My friend @parrt and I (mainly Terence!) have written this new article: The Matrix Calculus You Need For Deep Learning . We’re planning to make it public tomorrow. For anyone interested in checking it out, we’d love to get your feedback before then.
Are there any bits that don’t make sense to you? Is the context/motivation clear? Does it render OK on your device? Does the PDF version linked there look OK on your PDF reader (currently it has known problems on Mac preview.app)?
(Of course, please don’t mention this on social media etc before we officially release it - I’ll post here when we do.)
Hi Jeremy, thank you very much for the nice work and sharing it.
I think some derivative formulas are hard to read without zooming it couple of times. (may be I’m tired ) Also, you may use equation numbering for some important equations.
What device and OS are you using? Can you press Ctrl + (or Cmd +) to make the text bigger? Can you tell me a couple of equations you’re finding a little small to read?

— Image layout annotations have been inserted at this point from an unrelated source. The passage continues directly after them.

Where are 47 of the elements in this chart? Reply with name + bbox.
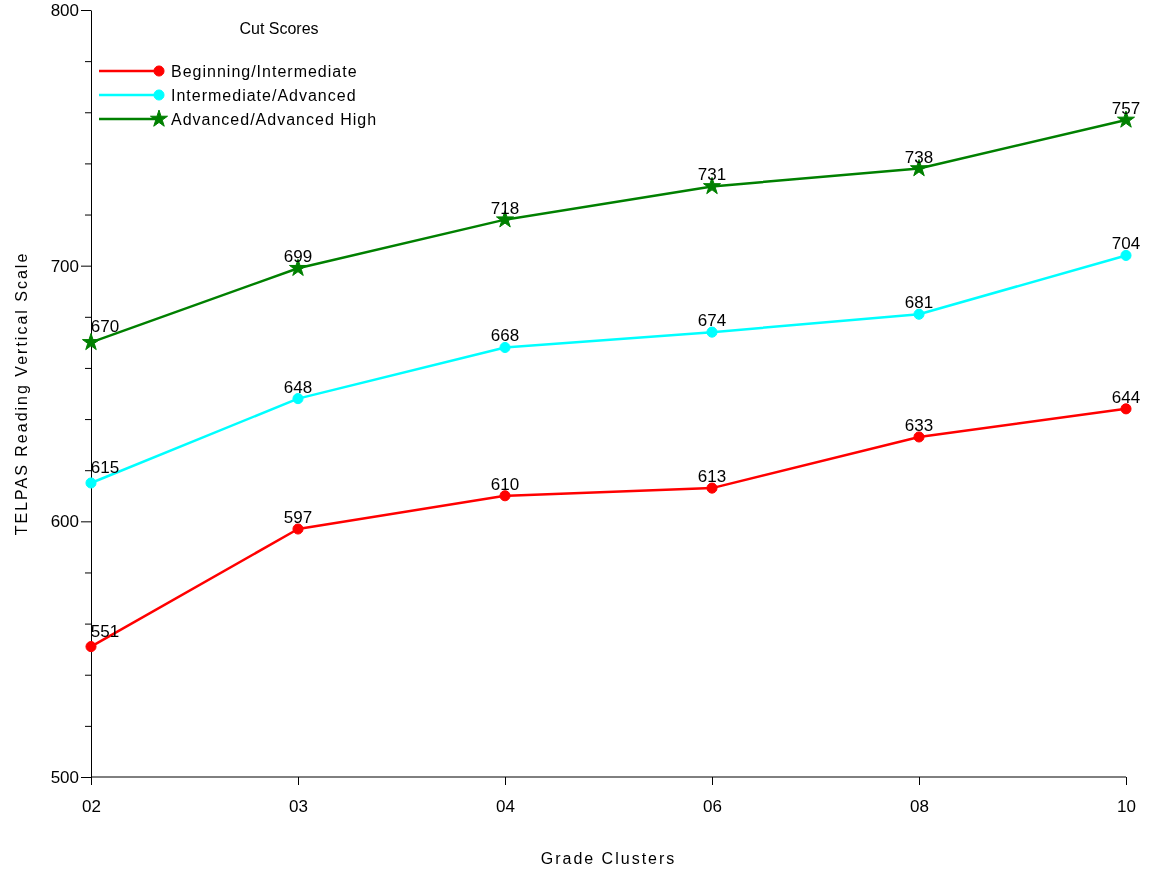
x-tick-label: 04 — [496, 796, 515, 816]
y-tick-label: 800 — [50, 0, 79, 20]
point — [292, 523, 304, 535]
data-label: 668 — [490, 326, 520, 346]
data-label: 633 — [904, 415, 934, 435]
x-tick-label: 02 — [82, 796, 101, 816]
point — [913, 431, 925, 443]
data-label: 648 — [283, 377, 313, 397]
point — [499, 490, 511, 502]
data-label: 613 — [697, 467, 727, 487]
data-label: 615 — [90, 457, 120, 477]
point — [913, 308, 925, 320]
point — [499, 341, 511, 354]
x-tick-label: 08 — [910, 796, 929, 816]
y-axis-title: TELPAS Reading Vertical Scale — [13, 251, 30, 536]
data-label: 731 — [697, 165, 727, 185]
data-label: 757 — [1111, 98, 1141, 118]
point — [1120, 403, 1132, 415]
data-label: 718 — [490, 198, 520, 218]
point — [85, 477, 97, 489]
point — [292, 393, 304, 405]
point — [1120, 249, 1132, 261]
data-label: 738 — [904, 147, 934, 167]
data-label: 597 — [283, 508, 313, 527]
legend-label: Beginning/Intermediate — [171, 63, 358, 80]
point — [706, 482, 718, 494]
data-label: 670 — [90, 317, 120, 337]
data-label: 674 — [697, 311, 727, 331]
data-label: 551 — [90, 621, 120, 641]
data-label: 644 — [1111, 387, 1141, 407]
data-label: 704 — [1111, 234, 1141, 254]
data-label: 699 — [283, 247, 313, 267]
data-label: 610 — [490, 474, 520, 494]
y-tick-label: 600 — [50, 512, 79, 532]
legend-title: Cut Scores — [239, 20, 319, 37]
x-tick-label: 10 — [1117, 796, 1136, 816]
legend-label: Advanced/Advanced High — [171, 111, 378, 128]
y-tick-label: 500 — [50, 767, 79, 787]
x-tick-label: 06 — [703, 796, 722, 816]
x-axis-title: Grade Clusters — [540, 850, 677, 867]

Thanks for this great collaboration @jeremy and @parrt. I will definitely finish reading it this week. But for reviewing I glanced at every page just now in Chrome browser.
It looks great, clean and well organized. Only in some tabular spaces math notations looks crowded maybe spacing between rows can relief the reader a bit (for PDF in Chrome). I would personally prefer the html version.
Sorry for the obvious noob question and thank you for this post.
I don’t understand the following notation
Specifically, why is there an abs(x) on top of the summation. From my understanding the rectifier passes only positive values of the affine function, computed over all x_i. So I don’t understand what the abs(x) is supposed to signify.
Very understandable question! That notation |x| refers to the count of items in x in this context. There’s a notation reference at the end of the paper BTW
Hi Jeremy, reviewed on Android device, Note 8 and it rendered fine, no issues at all.
I can completely resonate with the need for a paper such as this as I have learnt more through ‘doing’ the code in your course as opposed to learning the underlying math as you mention in the paper. So it’s good to see the mathematical concepts, although some parts are new and some complicated for me, and will require a number of repeat reads as mentioned in the paper.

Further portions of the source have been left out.